For linear polarization, the polarization state can 
be written as:
 
|P_L> = |P_x> + |P_y>

This would be a photon linearly polarized at some 
angle to the x and y axes for a photon propagating 
in the z direction.

For circular polarization, the polarization state 
can be written as:

|P_RH> = |P_x> + i|P_y>

|P_LH> = |P_x> + i|P_y>

Note that these are similar to the ladder operators
associated with the spin angular momentum.

Discrete Energy Spectrum of an Open String
------------------------------------------

From before we have said that energy, E, corresponds 
to m².  By analogy with the ground state energy of 
the harmonic oscillator ((1/2)hω), we can assign a 
ground state mass, m₀, to the unexcited string.

a and b refer to the x and y oscillators respectively.

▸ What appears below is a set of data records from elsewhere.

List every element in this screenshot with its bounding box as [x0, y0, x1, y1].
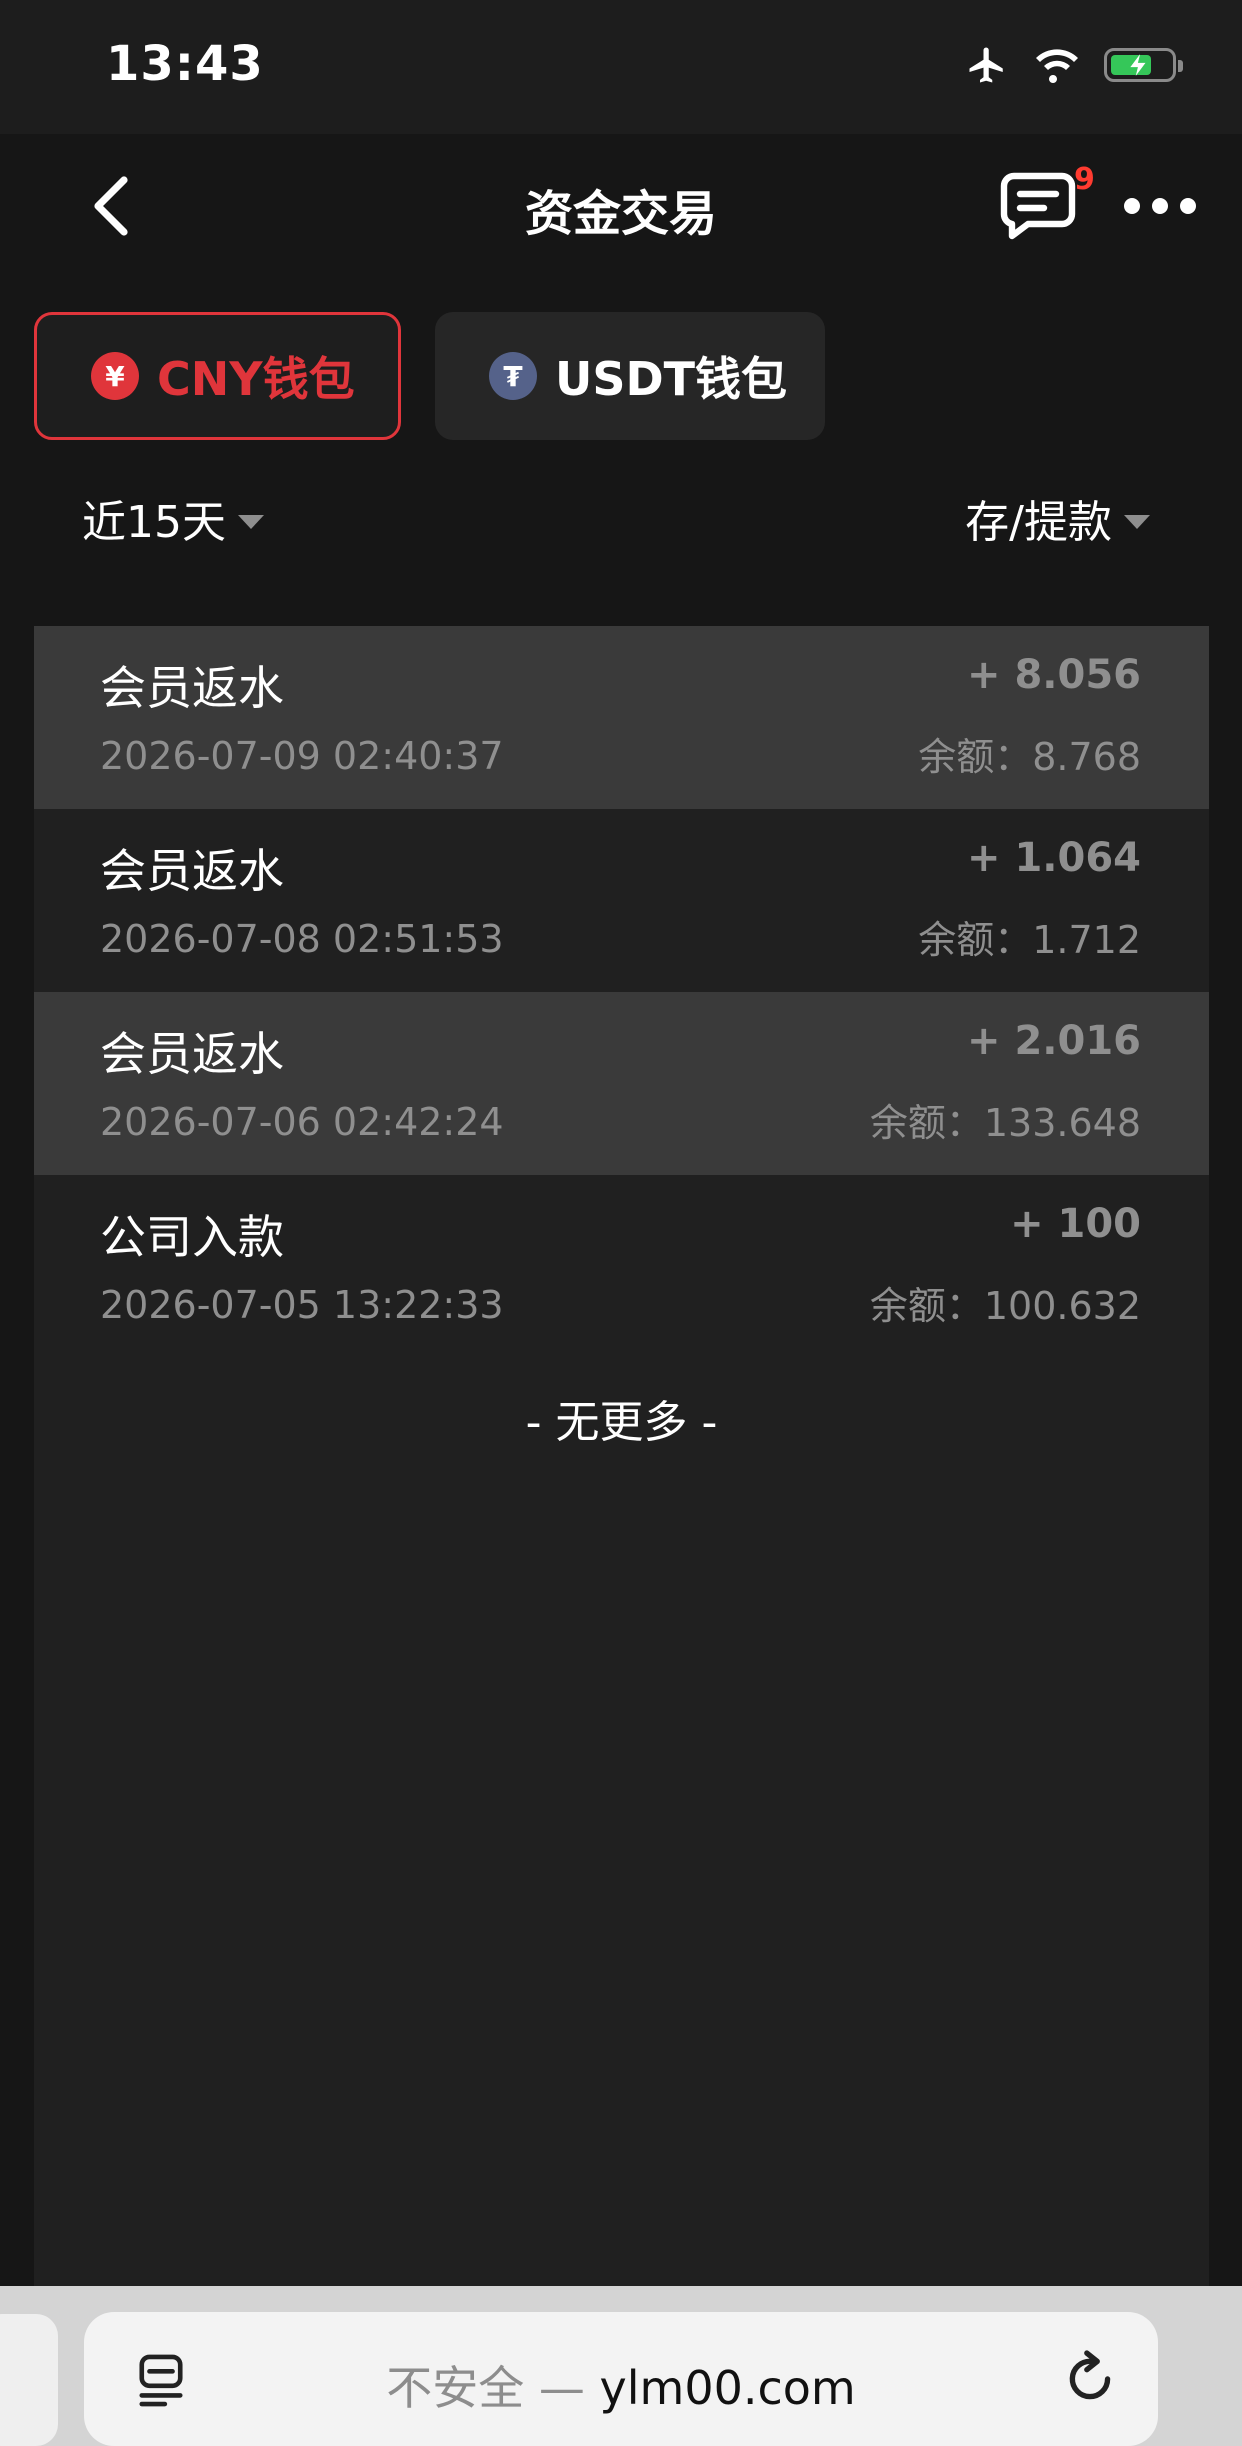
domain-label: ylm00.com	[599, 2361, 856, 2415]
row-title: 会员返水	[100, 844, 284, 898]
period-filter[interactable]: 近15天	[82, 486, 264, 550]
tab-usdt-wallet-label: USDT钱包	[555, 352, 788, 406]
row-title: 会员返水	[100, 1027, 284, 1081]
tab-cny-wallet-label: CNY钱包	[157, 352, 355, 406]
more-icon[interactable]	[1124, 194, 1196, 218]
caret-down-icon	[1124, 515, 1150, 529]
status-bar: 13:43	[0, 0, 1242, 134]
address-bar[interactable]: 不安全 — ylm00.com	[84, 2312, 1158, 2446]
reload-icon[interactable]	[1062, 2350, 1120, 2408]
row-title: 会员返水	[100, 661, 284, 715]
battery-icon	[1104, 48, 1183, 82]
row-amount: + 100	[1010, 1201, 1141, 1247]
list-end-text: - 无更多 -	[525, 1397, 718, 1448]
transaction-list: 会员返水 2026-07-09 02:40:37 + 8.056 余额：8.76…	[34, 626, 1209, 2290]
table-row[interactable]: 会员返水 2026-07-09 02:40:37 + 8.056 余额：8.76…	[34, 626, 1209, 809]
tab-cny-wallet[interactable]: ¥ CNY钱包	[34, 312, 401, 440]
wifi-icon	[1036, 49, 1078, 84]
message-badge: 9	[1074, 162, 1095, 197]
period-filter-label: 近15天	[82, 497, 226, 548]
row-balance: 余额：100.632	[869, 1284, 1141, 1328]
tether-icon: ₮	[489, 352, 537, 400]
row-amount: + 1.064	[967, 835, 1141, 881]
status-time: 13:43	[106, 36, 264, 92]
insecure-label: 不安全 —	[386, 2361, 600, 2415]
row-time: 2026-07-05 13:22:33	[100, 1283, 504, 1327]
type-filter-label: 存/提款	[965, 497, 1112, 548]
previous-tab[interactable]	[0, 2314, 58, 2446]
message-icon[interactable]	[998, 170, 1078, 242]
row-title: 公司入款	[100, 1210, 284, 1264]
row-balance: 余额：133.648	[869, 1101, 1141, 1145]
table-row[interactable]: 会员返水 2026-07-06 02:42:24 + 2.016 余额：133.…	[34, 992, 1209, 1175]
row-balance: 余额：8.768	[918, 735, 1141, 779]
row-balance: 余额：1.712	[918, 918, 1141, 962]
row-time: 2026-07-06 02:42:24	[100, 1100, 504, 1144]
yuan-icon: ¥	[91, 352, 139, 400]
row-amount: + 8.056	[967, 652, 1141, 698]
type-filter[interactable]: 存/提款	[965, 486, 1150, 550]
airplane-icon	[969, 47, 1003, 83]
row-time: 2026-07-09 02:40:37	[100, 734, 504, 778]
table-row[interactable]: 会员返水 2026-07-08 02:51:53 + 1.064 余额：1.71…	[34, 809, 1209, 992]
row-time: 2026-07-08 02:51:53	[100, 917, 504, 961]
caret-down-icon	[238, 515, 264, 529]
table-row[interactable]: 公司入款 2026-07-05 13:22:33 + 100 余额：100.63…	[34, 1175, 1209, 1358]
row-amount: + 2.016	[967, 1018, 1141, 1064]
nav-bar: 资金交易 9	[0, 134, 1242, 274]
status-icons	[964, 44, 1183, 86]
browser-toolbar: 不安全 — ylm00.com	[0, 2286, 1242, 2446]
tab-usdt-wallet[interactable]: ₮ USDT钱包	[435, 312, 825, 440]
address-text: 不安全 — ylm00.com	[84, 2352, 1158, 2418]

|0> is the ground state not the vacuum.

a^-_n|0> = 0

b^-_n|0> = 0

a⁺₁|0> = m₀² + 1 unit of energy

b⁺₁|0> = m₀² + 1 unit of energy

(a⁺₁ + b⁺₁)|0> = m₀² + 1 unit of energy

a and b are identified with coordinates x and y in the
following way:

x_n = (a_n^- + a_n⁺)/√n

y_n = (b_n^- + b_n⁺)/√n

Therefore they have vector-like properties.  In fact, they 
have similar properties to the polarization states of 
the photon.  For linear polarization we can write, for 
example.
                  
a⁺₁|0> + b⁺₁|0>

and for circular polarization.

a⁺₁|0> ± ib⁺₁|0>

This corresponds to spin angular momenta around the z 
axis of +1 and -1.

The fact that there are only spin states of +1 and -1 
and no 0 states implies that these objects could be 
PHOTONS.  If this is true, however, then they must be 
massless implying that m₀² = -1.  Unfortunately, this 
doesn't work because the ground state energy would 
then be -1.  A particle with -m₀² is called a TACHYON 
- a hypothetical particle that always moves faster 
than light.   This can be seen as follows:

E = hω = √(p²c² + m²c⁴)

Now, the group velocity, v, is defined as ∂ω/∂k (≡ ∂E/∂p)

With c = 1 we get:

∂E/∂p = p/√(p² + m²)

For positive m², v is < c.  For negative m², v is > c.  

To see how the dilemna involving Tachyons can be 
solved we need to introduce the idea of increasing 
the number of spacial dimensions in the theory.
This is discussed in a separate note.